Encryption is made in the KDC. As you remember - one of the installation guide points is to enable "Use DES encyption for this account" on the service user.

So, browser receives encrypted data from the KDC and only wraps it into a Kerberos token. I have to admit I do not remember the structure of the token, but when I stop and think for a while ... I doubt it has someting encrypted by the browser. Who is decrypting then, and with what key?

Also - SPNego works with IE. This means that the J2EE<->KDC negotiation is OK, so there is no need to touch the configuration of the J2EE or KDC. Everything should be in the browser.

Marcel, what JDK is running the J2EE? IBM or SUN? And what KDC do you use - is it the Windows Active Directory or something else? If you use MS Active Directory - you have to have set the "Use DES encyption for this account" on the service user.

Why don't you apply SAP note 958107 - it is a diagnostic tool for Kerberos, does not change anything anywhere.

Then run the diagtool but this time with the following configuration:

go.bat conf\traces_snapshot.conf <configtool_dir>

The tool will start collecting traces until you press ENTER.

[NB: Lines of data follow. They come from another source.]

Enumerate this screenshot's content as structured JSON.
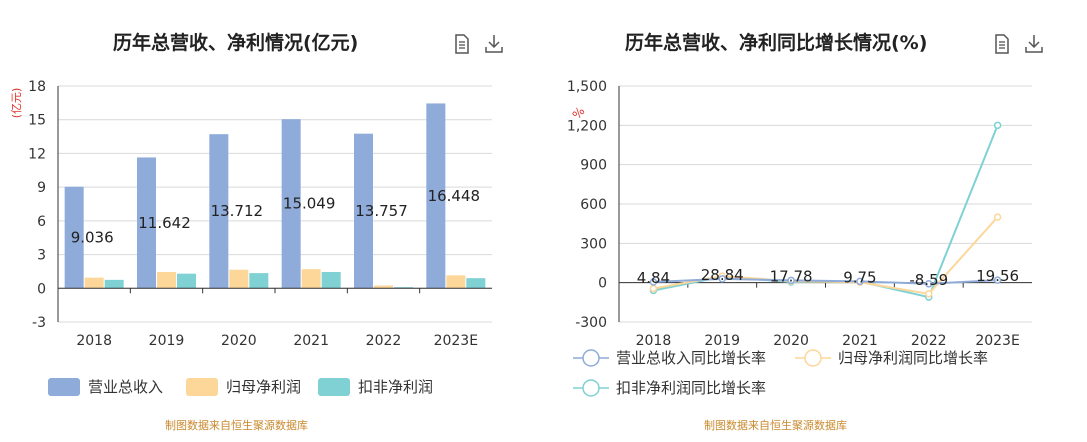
{
  "left": {
    "title": "历年总营收、净利情况(亿元)",
    "source": "制图数据来自恒生聚源数据库"
  },
  "right": {
    "title": "历年总营收、净利同比增长情况(%)",
    "source": "制图数据来自恒生聚源数据库"
  },
  "colors": {
    "revenue": "#8eabd9",
    "parent_net_profit": "#fdd69a",
    "deducted_net_profit": "#7fd1d4",
    "unit_label": "#e0312a",
    "source": "#c98a2e"
  },
  "icons": [
    "document-icon",
    "download-icon"
  ],
  "chart_data": [
    {
      "type": "bar",
      "title": "历年总营收、净利情况(亿元)",
      "ylabel": "(亿元)",
      "categories": [
        "2018",
        "2019",
        "2020",
        "2021",
        "2022",
        "2023E"
      ],
      "ylim": [
        -3,
        18
      ],
      "yticks": [
        "-3",
        "0",
        "3",
        "6",
        "9",
        "12",
        "15",
        "18"
      ],
      "grid": true,
      "legend_position": "bottom",
      "series": [
        {
          "name": "营业总收入",
          "values": [
            9.036,
            11.642,
            13.712,
            15.049,
            13.757,
            16.448
          ],
          "labels": [
            "9.036",
            "11.642",
            "13.712",
            "15.049",
            "13.757",
            "16.448"
          ]
        },
        {
          "name": "归母净利润",
          "values": [
            0.95,
            1.45,
            1.65,
            1.7,
            0.25,
            1.15
          ]
        },
        {
          "name": "扣非净利润",
          "values": [
            0.75,
            1.3,
            1.35,
            1.45,
            0.1,
            0.9
          ]
        }
      ]
    },
    {
      "type": "line",
      "title": "历年总营收、净利同比增长情况(%)",
      "ylabel": "%",
      "categories": [
        "2018",
        "2019",
        "2020",
        "2021",
        "2022",
        "2023E"
      ],
      "ylim": [
        -300,
        1500
      ],
      "yticks": [
        "-300",
        "0",
        "300",
        "600",
        "900",
        "1,200",
        "1,500"
      ],
      "grid": true,
      "legend_position": "bottom",
      "series": [
        {
          "name": "营业总收入同比增长率",
          "values": [
            4.84,
            28.84,
            17.78,
            9.75,
            -8.59,
            19.56
          ],
          "labels": [
            "4.84",
            "28.84",
            "17.78",
            "9.75",
            "-8.59",
            "19.56"
          ]
        },
        {
          "name": "归母净利润同比增长率",
          "values": [
            -45,
            50,
            12,
            3,
            -85,
            500
          ]
        },
        {
          "name": "扣非净利润同比增长率",
          "values": [
            -60,
            45,
            5,
            8,
            -110,
            1200
          ]
        }
      ]
    }
  ]
}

Do not pres ENTER yet. Reproduce the problem - try to access the protected area with Firefox.

Get back to the diagnostic tool and press ENTER.

Then you may post here the traces collected.

I will take a look on them.

If you think it is a sensible information - email it to me -

Rumen * Barov @ sap * com

No spaces. Dots instead of asterisks.

My manager is interested in your problem too, so this issue here may help improving the SAP SPNego solution.